According to Col. Ayoub Qassim, the Libyan navy spokesman, coastguard unites caught 906 refugees, including 92 women and 25 children, in an operation conducted in the Mediterranean Sea some seven kilometers off the coast of Sabratha on Friday.
He went on to say that one of the rubber boats had been perforated and almost submerged, and a wooden boat remained idle as its engine was removed, adding that the refugees were African, Asian and Arab.
Smugglers, exploiting the chaos in Libya caused by the 2011 uprising, pack desperate refugees and asylum seekers onto ill-equipped boats, which are usually intercepted by European vessels once they enter international waters.
However, some other boats capsize or become stranded when people traffickers remove the engines for reuse. A number of other illegal boats get turned back by the Libyan coastguard.
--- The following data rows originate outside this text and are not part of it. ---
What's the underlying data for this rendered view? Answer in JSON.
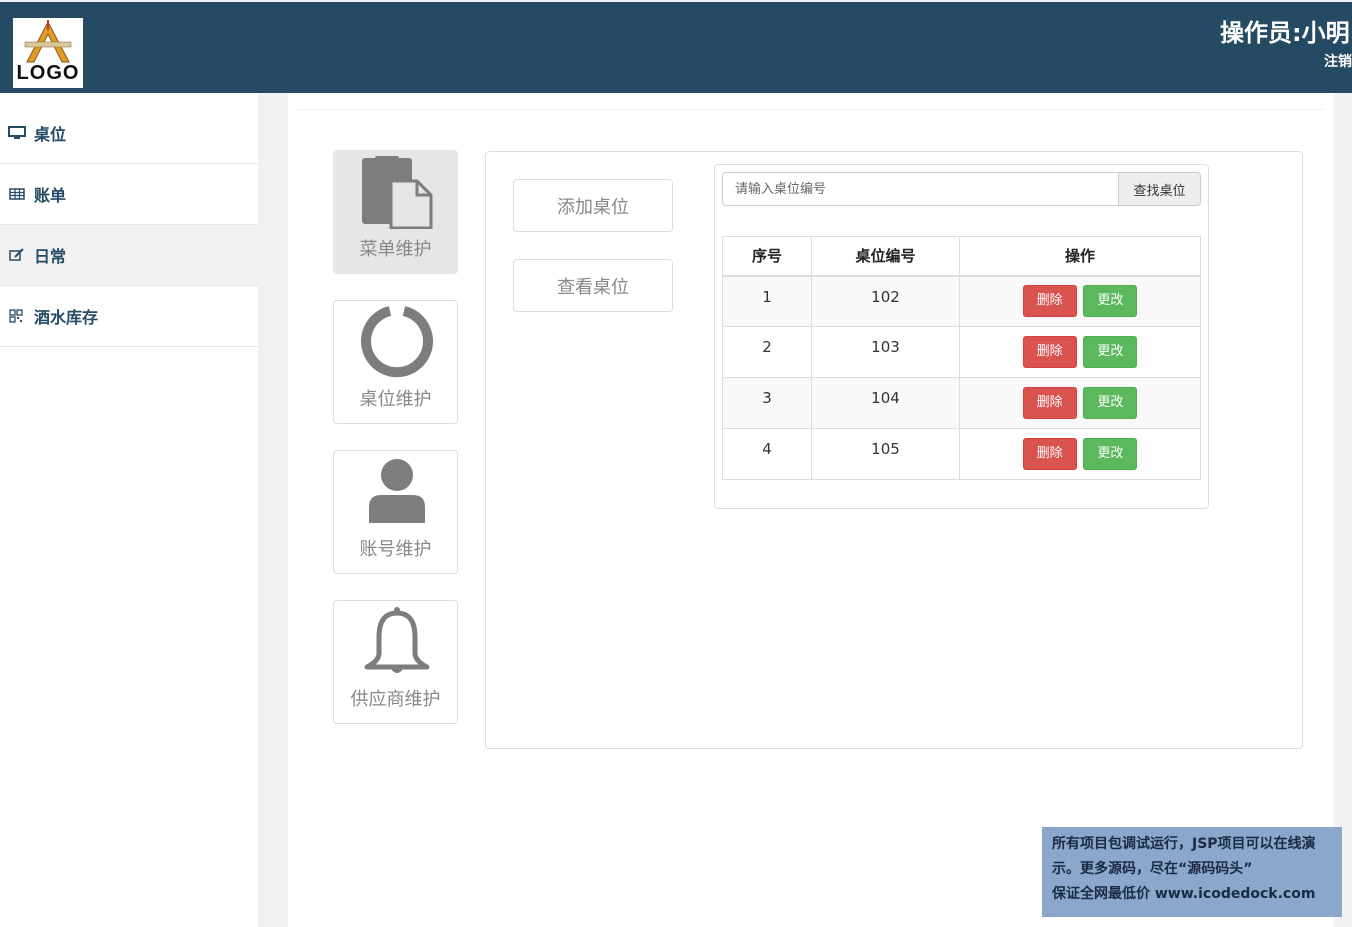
{
  "header": {
    "logo_text": "LOGO",
    "operator": "操作员:小明",
    "logout": "注销",
    "bg_color": "#244a64"
  },
  "sidebar": {
    "items": [
      {
        "label": "桌位",
        "icon": "monitor-icon"
      },
      {
        "label": "账单",
        "icon": "table-icon"
      },
      {
        "label": "日常",
        "icon": "edit-icon",
        "active": true
      },
      {
        "label": "酒水库存",
        "icon": "qrcode-icon"
      }
    ]
  },
  "tiles": [
    {
      "label": "菜单维护",
      "icon": "file-copy-icon",
      "active": true
    },
    {
      "label": "桌位维护",
      "icon": "circle-ring-icon"
    },
    {
      "label": "账号维护",
      "icon": "user-icon"
    },
    {
      "label": "供应商维护",
      "icon": "bell-icon"
    }
  ],
  "actions": {
    "add_table": "添加桌位",
    "view_table": "查看桌位"
  },
  "search": {
    "placeholder": "请输入桌位编号",
    "button": "查找桌位"
  },
  "table": {
    "headers": [
      "序号",
      "桌位编号",
      "操作"
    ],
    "rows": [
      {
        "index": "1",
        "code": "102"
      },
      {
        "index": "2",
        "code": "103"
      },
      {
        "index": "3",
        "code": "104"
      },
      {
        "index": "4",
        "code": "105"
      }
    ],
    "delete_label": "删除",
    "edit_label": "更改"
  },
  "watermark": {
    "line1": "所有项目包调试运行，JSP项目可以在线演",
    "line2": "示。更多源码，尽在“源码码头”",
    "line3": "保证全网最低价 www.icodedock.com"
  }
}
Figures from the International Organization for Migration show that over 80 percent of the 60,000 refugees who have crossed the central Mediterranean route from crisis-hit Libya to Italy since January have set foot on Italian territory, while more than 1,500 others have lost their lives in the rough sea.
During the past few years, Libya has served as a transit point for tens of thousands of undocumented refugees trying to reach Europe by sea.
Europe has been facing an unprecedented influx of refugees, most of whom are fleeing conflict zones in North Africa and the Middle East, particularly Syria. Many blame major European powers for the exodus, saying their policies have led to a surge in terrorism and conflicts in the Middle East, displacing the locals.